Predicting variation of DNA shape preferences in protein-DNA interaction in cancer cells with a new biophysical model

TL;DR

This paper introduces a new biophysical model that incorporates DNA shape features to better understand transcription factor-DNA interactions, especially variations in cancer cells, aiding in mutation effect prediction.

Contribution

A novel biophysical model based on neighbor dinucleotide dependency that integrates DNA shape features for analyzing transcription factor binding in cancer cells.

Findings

DNA shape preferences vary at FOXA1 sites after steroid treatment in MCF7 cells.

The model provides biophysical interpretation of DNA shape preferences.

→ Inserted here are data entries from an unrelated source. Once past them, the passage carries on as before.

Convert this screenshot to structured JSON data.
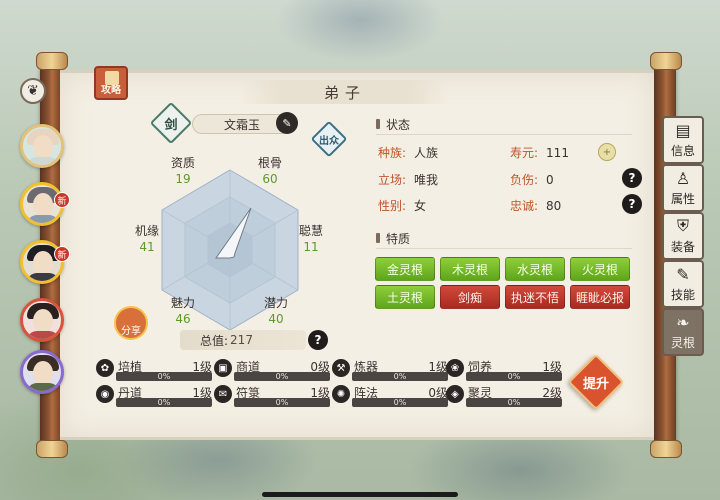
{
  "header": {
    "title": "弟子",
    "guide_label": "攻略"
  },
  "character": {
    "class_badge": "剑",
    "name": "文霜玉",
    "out_label": "出众",
    "share_label": "分享",
    "total_label": "总值:",
    "total_value": "217",
    "stats": {
      "qualification": {
        "label": "资质",
        "value": "19"
      },
      "bone": {
        "label": "根骨",
        "value": "60"
      },
      "luck": {
        "label": "机缘",
        "value": "41"
      },
      "wisdom": {
        "label": "聪慧",
        "value": "11"
      },
      "charm": {
        "label": "魅力",
        "value": "46"
      },
      "potential": {
        "label": "潜力",
        "value": "40"
      }
    }
  },
  "status": {
    "title": "状态",
    "race_label": "种族:",
    "race_value": "人族",
    "lifespan_label": "寿元:",
    "lifespan_value": "111",
    "stance_label": "立场:",
    "stance_value": "唯我",
    "injury_label": "负伤:",
    "injury_value": "0",
    "gender_label": "性别:",
    "gender_value": "女",
    "loyalty_label": "忠诚:",
    "loyalty_value": "80"
  },
  "traits": {
    "title": "特质",
    "items": [
      {
        "label": "金灵根",
        "tone": "green"
      },
      {
        "label": "木灵根",
        "tone": "green"
      },
      {
        "label": "水灵根",
        "tone": "green"
      },
      {
        "label": "火灵根",
        "tone": "green"
      },
      {
        "label": "土灵根",
        "tone": "green"
      },
      {
        "label": "剑痴",
        "tone": "red"
      },
      {
        "label": "执迷不悟",
        "tone": "red"
      },
      {
        "label": "睚眦必报",
        "tone": "red"
      }
    ]
  },
  "skills": [
    {
      "name": "培植",
      "level": "1级",
      "pct": "0%",
      "icon": "seedling-icon"
    },
    {
      "name": "商道",
      "level": "0级",
      "pct": "0%",
      "icon": "ledger-icon"
    },
    {
      "name": "炼器",
      "level": "1级",
      "pct": "0%",
      "icon": "forge-icon"
    },
    {
      "name": "饲养",
      "level": "1级",
      "pct": "0%",
      "icon": "paw-icon"
    },
    {
      "name": "丹道",
      "level": "1级",
      "pct": "0%",
      "icon": "pill-icon"
    },
    {
      "name": "符箓",
      "level": "1级",
      "pct": "0%",
      "icon": "talisman-icon"
    },
    {
      "name": "阵法",
      "level": "0级",
      "pct": "0%",
      "icon": "formation-icon"
    },
    {
      "name": "聚灵",
      "level": "2级",
      "pct": "0%",
      "icon": "spirit-icon"
    }
  ],
  "upgrade_label": "提升",
  "tabs": [
    {
      "label": "信息",
      "icon": "book-icon"
    },
    {
      "label": "属性",
      "icon": "meditate-icon"
    },
    {
      "label": "装备",
      "icon": "armor-icon"
    },
    {
      "label": "技能",
      "icon": "scroll-icon"
    },
    {
      "label": "灵根",
      "icon": "root-icon"
    }
  ],
  "avatar_badges": {
    "new": "新"
  },
  "help_label": "?",
  "colors": {
    "accent_orange": "#d9542e",
    "stat_green": "#5c9a2a",
    "trait_green": "#6fb826",
    "trait_red": "#b8322a"
  }
}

Potential to improve prediction of mutation effects in cancer.

Abstract

DNA shape readout is an important mechanism of target site recognition by transcription factors, in addition to the sequence readout. Several models of transcription factor-DNA binding which consider DNA shape have been developed in recent years. We present a new biophysical model of protein-DNA interaction by considering the DNA shape features, which is based on a neighbour dinucleotide dependency model BayesPI2. The parameters of the new model are restricted to a subspace spanned by the 2-mer DNA shape features, which allowing a biophysical interpretation of the new parameters as position-dependent preferences towards certain values of the features. Using the new model, we explore the variation of DNA shape preferences in several transcription factors across cancer cell lines and cellular conditions. We find evidence of DNA shape variations at FOXA1 binding sites in MCF7 cells after treatment with steroids. The new model is useful for elucidating finer details of transcription factor-DNA interaction. It may be used to improve the prediction of cancer mutation effects in the future.